Der Chef ordnete an, die Agenten in der Republik Irland sollten auf die Rückkehr von Pater O’Brien achten, ihn beschatten und vor allem London benachrichtigen, falls er per Flugzeug oder Schiff ins Ausland reiste. Auf dem europäischen Festland würde man ihn viel leichter hochnehmen können.
Als er ins Century House zurückgekehrt war, ließ der Chef Sam McCready kommen.
»Sie müssen das verhindern, Sam«, sagte er am Schluß der Unterredung. »Entweder schon in Libyen oder irgendwo unterwegs. Die zwanzig Tonnen Waffen dürfen auf keinen Fall durchkommen.«
Sam McCready saß stundenlang in einem abgedunkelten Vorführraum und sah sich den Videofilm von dem Begräbnis an. Während das Tonband den gesamten Trauergottesdienst in der Kirche aufnahm, hatte die Kamera den Friedhof abgesucht und nacheinander die IRA-Wachen herangeholt, die jeden unerwünschten Zuschauer fernhalten sollten. Wegen ihrer schwarzen Wollkapuzen war keiner von ihnen zu identifizieren.
Als der Trauerzug aus der Kirchentür kam und den Weg zum Grab einschlug, wobei sechs Vermummte den Sarg trugen, bat McCready die Techniker, einmal Ton und Bild zu synchronisieren. Nichts auch nur entfernt Verdächtiges wurde gesagt, bis der Priester mit gesenktem Kopf neben dem Mann vom Army Council am Grabesrand stand. Der Priester hob den Kopf, um die weinende Mutter des erschossenen jungen Mannes zu trösten.
»Anhalten. Heranzoomen. Optimal einstellen.«
Das Gesicht von Pater O’Brien füllte jetzt den ganzen Bildschirm aus, und McCready sah es sich zwanzig Minuten lang genau an und prägte sich jede Einzelheit so ein, daß er es von nun an überall wiedererkennen würde.
Die Niederschrift des Teils des Tonbandes, in dem der Priester von seinem Besuch in Libyen berichtete, las er mehrmals. Später saß er alleine in seinem Büro und sah sich Fotos an.

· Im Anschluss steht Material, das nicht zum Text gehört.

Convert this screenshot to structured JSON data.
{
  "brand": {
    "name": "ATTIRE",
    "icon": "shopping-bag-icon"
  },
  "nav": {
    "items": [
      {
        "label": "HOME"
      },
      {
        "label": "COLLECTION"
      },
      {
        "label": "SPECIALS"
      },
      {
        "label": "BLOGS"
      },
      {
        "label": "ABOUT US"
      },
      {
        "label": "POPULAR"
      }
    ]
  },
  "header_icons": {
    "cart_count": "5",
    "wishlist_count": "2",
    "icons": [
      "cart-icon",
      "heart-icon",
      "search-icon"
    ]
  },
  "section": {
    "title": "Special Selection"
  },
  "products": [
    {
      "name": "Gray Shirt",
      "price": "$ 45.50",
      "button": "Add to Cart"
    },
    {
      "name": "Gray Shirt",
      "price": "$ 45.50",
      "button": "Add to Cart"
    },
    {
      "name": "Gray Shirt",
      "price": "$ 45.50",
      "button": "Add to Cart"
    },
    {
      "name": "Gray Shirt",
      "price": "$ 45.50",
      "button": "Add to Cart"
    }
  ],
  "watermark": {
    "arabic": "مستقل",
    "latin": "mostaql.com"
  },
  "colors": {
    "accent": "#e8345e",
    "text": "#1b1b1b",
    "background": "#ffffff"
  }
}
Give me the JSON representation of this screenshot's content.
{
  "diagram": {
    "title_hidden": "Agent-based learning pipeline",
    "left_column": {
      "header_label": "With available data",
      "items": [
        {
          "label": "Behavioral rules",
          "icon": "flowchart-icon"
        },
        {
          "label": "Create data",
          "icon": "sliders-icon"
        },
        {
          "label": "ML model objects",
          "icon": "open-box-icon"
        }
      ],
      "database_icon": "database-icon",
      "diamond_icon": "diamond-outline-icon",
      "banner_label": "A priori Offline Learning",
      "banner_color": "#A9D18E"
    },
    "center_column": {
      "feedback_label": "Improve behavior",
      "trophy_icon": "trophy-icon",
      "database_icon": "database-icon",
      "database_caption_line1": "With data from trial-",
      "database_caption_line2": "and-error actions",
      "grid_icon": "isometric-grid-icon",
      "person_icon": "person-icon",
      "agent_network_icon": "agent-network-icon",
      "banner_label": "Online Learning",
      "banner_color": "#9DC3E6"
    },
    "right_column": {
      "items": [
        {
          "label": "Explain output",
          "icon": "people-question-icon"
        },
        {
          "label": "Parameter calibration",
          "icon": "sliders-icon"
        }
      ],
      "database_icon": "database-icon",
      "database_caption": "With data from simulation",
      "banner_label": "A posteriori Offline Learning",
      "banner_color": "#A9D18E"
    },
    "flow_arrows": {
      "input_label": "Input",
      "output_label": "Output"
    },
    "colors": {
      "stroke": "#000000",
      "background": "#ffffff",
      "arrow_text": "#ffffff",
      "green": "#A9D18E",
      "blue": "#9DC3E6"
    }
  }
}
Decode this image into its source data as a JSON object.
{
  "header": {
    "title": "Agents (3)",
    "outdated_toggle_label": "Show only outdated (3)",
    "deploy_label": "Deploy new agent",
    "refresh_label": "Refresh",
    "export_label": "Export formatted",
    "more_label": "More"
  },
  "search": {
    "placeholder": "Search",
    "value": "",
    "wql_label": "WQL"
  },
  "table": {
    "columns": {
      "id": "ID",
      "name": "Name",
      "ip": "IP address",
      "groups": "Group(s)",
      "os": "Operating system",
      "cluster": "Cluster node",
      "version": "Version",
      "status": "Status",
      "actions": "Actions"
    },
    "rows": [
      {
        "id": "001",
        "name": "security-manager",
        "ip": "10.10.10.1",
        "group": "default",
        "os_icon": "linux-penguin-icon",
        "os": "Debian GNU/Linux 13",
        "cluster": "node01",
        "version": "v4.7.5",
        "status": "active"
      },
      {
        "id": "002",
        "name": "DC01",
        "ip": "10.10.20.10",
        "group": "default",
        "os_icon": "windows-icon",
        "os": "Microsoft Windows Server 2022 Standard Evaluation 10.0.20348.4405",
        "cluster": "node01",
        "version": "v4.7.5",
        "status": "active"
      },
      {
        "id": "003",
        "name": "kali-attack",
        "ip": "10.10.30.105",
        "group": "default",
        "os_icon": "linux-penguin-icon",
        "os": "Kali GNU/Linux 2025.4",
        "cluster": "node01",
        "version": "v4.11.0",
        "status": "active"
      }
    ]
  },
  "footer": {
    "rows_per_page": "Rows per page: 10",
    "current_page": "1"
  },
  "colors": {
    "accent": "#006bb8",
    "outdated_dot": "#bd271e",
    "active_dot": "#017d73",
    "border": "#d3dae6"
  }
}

Auf einem war Muammar Gaddafi zu sehen, das schwarze Haar buschig unter der Militärmütze, den Mund im Sprechen halb geöffnet. Ein anderes zeigte Hakim al-Mansur, wie er in Paris einem Auto entstieg, in einem exzellenten Maßanzug aus der Savile Row, ein weltgewandter Mann, der Englisch wie seine Muttersprache und Französisch fließend sprach, gebildet, charmant, kosmopolitisch und absolut tödlich. Auf dem dritten Foto war der Stabschef des Army Council der IRA zu sehen, wie er in seiner anderen Rolle als gesetzestreuer und verantwortungsbewußter Lokalpolitiker der Sinn-Fein-Partei eine Rede bei einer Kundgebung in Belfast hielt. Noch ein viertes Bild lag vor McCready, das Porträt des Mannes, der am Grab als derjenige erwähnt worden war, dem der Army Council wahrscheinlich die Leitung der Operation anvertrauen würde. Der Mann also, den Pater O’Brien bei Hakim al-Mansur würde einführen müssen. Die Briten wußten, daß der Kommandeur der Brigade South Armagh der IRA inzwischen zum Leiter der Abteilung Sonderprojekte befördert worden war, ein hochintelligenter, sehr erfahrener und rücksichtsloser Killer. Sein Name war Kevin Mahoney.
McCready sah sich die Fotos stundenlang an und versuchte, sich die Gehirne hinter den Gesichtern vorzustellen. Um dieses Spiel zu gewinnen, würde er sich in sie hineindenken müssen. Bis jetzt waren sie im Vorteil. Sie wußten nicht nur, was sie tun würden, sondern vermutlich auch, wie sie vorgehen würden. Und wann. Er wußte - das erste, aber nicht das zweite und dritte.
Er hatte zwei Vorteile: Er wußte, was sie vorhatten; sie wußten nicht, daß er es wußte. Und er würde sie erkennen, aber sie kannten ihn nicht. Oder kannte al-Mansur sein Gesicht? Der Libyer hatte für den KGB gearbeitet. Die Russen kannten McCready. Hatten sie dem Libyer Fotos vom >Täuscher< gezeigt?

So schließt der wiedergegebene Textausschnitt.